Opponents gleefully point out that the scale of the trade, at some $849,000 (£549,000), is four times bigger than a similar sale that got Martha Stewart, a famous US lifestyle expert, into hot water.
And as president, Mr Bush is accused of being soft on his corporate buddies, including helping out El Paso Corporation, an energy firm and Bush campaign contributor, when it was being pursued for damages by a Dominican court.
Mr Bush is arguably big enough to skate over the surface of the current troubles, especially since his personal popularity remains high.
The same cannot be said for Vice-President Dick Cheney, an even more corporate man than his boss.
Mr Cheney was already in trouble for dragging his feet over a Congressional investigation into how energy policy was moulded by Enron.
The Bush administration's energy plan, which removed some of the environmental safeguards that restricted the oil and gas industry during the Clinton years, was alleged to have been heavily influenced by lobbying from Enron and other well-connected firms.
Now, Mr Cheney faces mounting criticism over his role until 2000 as chief executive of Halliburton, an oil services firm which has been hit by numerous allegations of accounting irregularities.
The anti-corruption pressure group Judicial Watch has said it will sue Mr Cheney for alleged fraudulent accounting practices which supposedly deceived investors while he was a director of the oil company Halliburton in the 1990s.
In the line of fire
Another official in immediate danger is Army Secretary Thomas White, who carries the stigma of being a former Enron official.

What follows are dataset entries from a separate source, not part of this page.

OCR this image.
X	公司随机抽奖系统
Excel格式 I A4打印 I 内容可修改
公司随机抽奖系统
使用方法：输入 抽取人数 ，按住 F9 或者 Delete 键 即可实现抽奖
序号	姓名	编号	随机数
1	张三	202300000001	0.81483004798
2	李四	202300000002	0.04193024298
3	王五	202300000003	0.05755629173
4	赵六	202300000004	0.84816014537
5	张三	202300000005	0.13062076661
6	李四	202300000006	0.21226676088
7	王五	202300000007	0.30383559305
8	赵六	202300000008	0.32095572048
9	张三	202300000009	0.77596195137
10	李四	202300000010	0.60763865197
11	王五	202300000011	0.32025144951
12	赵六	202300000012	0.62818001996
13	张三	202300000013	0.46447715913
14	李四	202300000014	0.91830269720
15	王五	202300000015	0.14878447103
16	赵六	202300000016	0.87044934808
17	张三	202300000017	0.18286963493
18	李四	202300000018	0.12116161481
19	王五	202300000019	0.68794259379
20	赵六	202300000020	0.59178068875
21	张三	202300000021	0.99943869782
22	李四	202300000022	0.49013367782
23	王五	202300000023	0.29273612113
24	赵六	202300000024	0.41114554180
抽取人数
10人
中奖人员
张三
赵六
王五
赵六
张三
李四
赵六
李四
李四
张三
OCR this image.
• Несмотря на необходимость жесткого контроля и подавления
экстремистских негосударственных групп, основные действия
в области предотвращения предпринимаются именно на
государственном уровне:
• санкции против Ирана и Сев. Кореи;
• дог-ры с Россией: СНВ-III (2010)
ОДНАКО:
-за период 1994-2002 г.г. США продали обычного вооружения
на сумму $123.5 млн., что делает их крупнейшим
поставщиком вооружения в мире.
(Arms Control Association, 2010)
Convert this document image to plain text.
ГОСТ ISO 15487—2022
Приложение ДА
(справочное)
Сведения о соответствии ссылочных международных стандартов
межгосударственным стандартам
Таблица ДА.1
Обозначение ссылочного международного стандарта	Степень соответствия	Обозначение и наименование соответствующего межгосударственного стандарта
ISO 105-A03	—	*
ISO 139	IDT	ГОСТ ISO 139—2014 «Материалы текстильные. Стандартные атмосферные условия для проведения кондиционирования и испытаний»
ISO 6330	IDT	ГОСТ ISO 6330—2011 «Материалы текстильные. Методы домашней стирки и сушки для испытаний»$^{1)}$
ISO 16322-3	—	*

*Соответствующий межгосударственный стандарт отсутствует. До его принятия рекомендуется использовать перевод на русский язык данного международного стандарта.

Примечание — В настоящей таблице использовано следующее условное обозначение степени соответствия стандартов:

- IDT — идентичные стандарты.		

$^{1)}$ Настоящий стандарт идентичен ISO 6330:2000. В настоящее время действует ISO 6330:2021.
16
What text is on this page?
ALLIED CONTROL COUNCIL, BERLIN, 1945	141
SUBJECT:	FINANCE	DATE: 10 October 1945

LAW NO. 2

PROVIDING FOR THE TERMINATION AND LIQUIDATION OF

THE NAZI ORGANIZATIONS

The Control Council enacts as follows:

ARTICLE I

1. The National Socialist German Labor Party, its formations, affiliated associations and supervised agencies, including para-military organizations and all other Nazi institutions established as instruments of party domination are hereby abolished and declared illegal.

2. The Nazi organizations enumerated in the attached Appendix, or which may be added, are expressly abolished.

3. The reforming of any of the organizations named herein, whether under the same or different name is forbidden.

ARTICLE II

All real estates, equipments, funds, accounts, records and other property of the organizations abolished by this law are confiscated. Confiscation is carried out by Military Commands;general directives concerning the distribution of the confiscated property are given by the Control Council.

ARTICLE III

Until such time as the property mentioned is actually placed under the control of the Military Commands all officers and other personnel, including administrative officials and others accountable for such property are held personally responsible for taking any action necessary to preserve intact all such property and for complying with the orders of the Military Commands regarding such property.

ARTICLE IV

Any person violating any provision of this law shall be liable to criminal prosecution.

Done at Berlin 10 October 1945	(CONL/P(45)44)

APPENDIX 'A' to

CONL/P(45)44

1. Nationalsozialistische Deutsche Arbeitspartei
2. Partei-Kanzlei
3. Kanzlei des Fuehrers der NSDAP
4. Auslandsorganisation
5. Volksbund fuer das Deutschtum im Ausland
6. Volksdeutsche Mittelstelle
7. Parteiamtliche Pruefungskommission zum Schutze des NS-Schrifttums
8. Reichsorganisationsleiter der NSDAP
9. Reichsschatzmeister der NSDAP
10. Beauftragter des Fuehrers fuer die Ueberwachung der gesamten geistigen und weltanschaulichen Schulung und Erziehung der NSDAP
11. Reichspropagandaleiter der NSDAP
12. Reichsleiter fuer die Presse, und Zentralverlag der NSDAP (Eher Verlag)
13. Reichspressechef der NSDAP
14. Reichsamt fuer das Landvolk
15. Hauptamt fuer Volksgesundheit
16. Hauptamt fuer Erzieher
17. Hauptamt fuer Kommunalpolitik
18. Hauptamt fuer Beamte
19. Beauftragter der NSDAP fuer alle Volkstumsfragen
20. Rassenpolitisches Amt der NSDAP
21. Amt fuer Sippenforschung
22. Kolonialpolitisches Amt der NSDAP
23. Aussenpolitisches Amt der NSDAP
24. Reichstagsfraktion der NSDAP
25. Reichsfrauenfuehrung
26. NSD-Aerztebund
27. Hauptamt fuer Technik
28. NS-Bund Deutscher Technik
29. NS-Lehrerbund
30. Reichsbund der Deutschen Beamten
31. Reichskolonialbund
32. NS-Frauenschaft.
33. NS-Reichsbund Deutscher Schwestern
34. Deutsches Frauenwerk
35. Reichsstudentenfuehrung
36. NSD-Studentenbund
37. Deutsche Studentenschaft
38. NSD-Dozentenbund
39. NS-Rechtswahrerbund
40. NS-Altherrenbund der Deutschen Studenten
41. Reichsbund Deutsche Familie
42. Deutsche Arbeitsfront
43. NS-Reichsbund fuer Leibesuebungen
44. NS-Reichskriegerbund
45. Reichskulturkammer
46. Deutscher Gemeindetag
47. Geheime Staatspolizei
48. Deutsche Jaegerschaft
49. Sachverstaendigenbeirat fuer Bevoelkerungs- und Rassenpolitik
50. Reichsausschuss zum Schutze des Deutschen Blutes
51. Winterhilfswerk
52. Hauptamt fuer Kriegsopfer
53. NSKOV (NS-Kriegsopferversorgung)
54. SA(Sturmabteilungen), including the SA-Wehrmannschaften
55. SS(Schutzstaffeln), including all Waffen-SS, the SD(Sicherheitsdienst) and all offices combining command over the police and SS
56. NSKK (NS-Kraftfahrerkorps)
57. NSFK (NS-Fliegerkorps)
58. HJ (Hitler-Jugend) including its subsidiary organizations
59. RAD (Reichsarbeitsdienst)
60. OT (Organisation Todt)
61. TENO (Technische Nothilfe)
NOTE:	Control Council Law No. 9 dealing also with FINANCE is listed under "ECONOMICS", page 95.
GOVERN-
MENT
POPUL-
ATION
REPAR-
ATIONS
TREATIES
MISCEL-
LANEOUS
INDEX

Like other senior Enron managers, he sold the company's shares at a crucial time, just as the firm was officially urging employees and investors that its stock was rock-solid.
Mr White was supposed to have severed his ties with the firm when he took office two years ago.
But he was reprimanded by a Senate committee after admitting retaining a large chunk of Enron stock options, as well as a pension partly paid by the company.
Too close for comfort?
Outside the Bush administration's inner circle, House of Representatives majority leader Tom DeLay is coming under fierce fire.
He was one of the leaders of a Republican drive, in the late 1990s, to boost party contributions from big business in response to the financial success of the Democrats under Bill Clinton's presidency.
This keen spirit of competitiveness, it is now alleged, caused Mr DeLay and other leading Republicans to go too far.
According to his political opponents, Mr DeLay repeatedly intervened on Enron's behalf with administration officials, and enjoyed a relationship with the firm far closer than that of congressman to constituency employer.
These are only the alleged ringleaders: in fact, these corporate crises extend their tentacles into every corner of political life.
No actual mud, but certainly a taint of suspicion, clings to the many corporate suits in Mr Bush's cabinet, including Treasury Secretary Paul O'Neill (former chief executive of Alcoa), Budget Director Mitch Daniels (vice-president of Eli Lilly) and Defence Secretary Donald Rumsfeld (chairman of Gilead Sciences).
Enron, and to a lesser extent other scandal-hit firms such as WorldCom and Global Crossing, spread their largesse far and wide, bankrolling both major political parties and a string of congressmen of all persuasions.
Even supposedly impartial regulators are being dragged in, as calls mount for the resignation of Harvey Pitt, the Bush-appointed head of the Securities and Exchange Commission.
Getting mad is easy enough; as the suspect list gets longer, getting even might prove messy.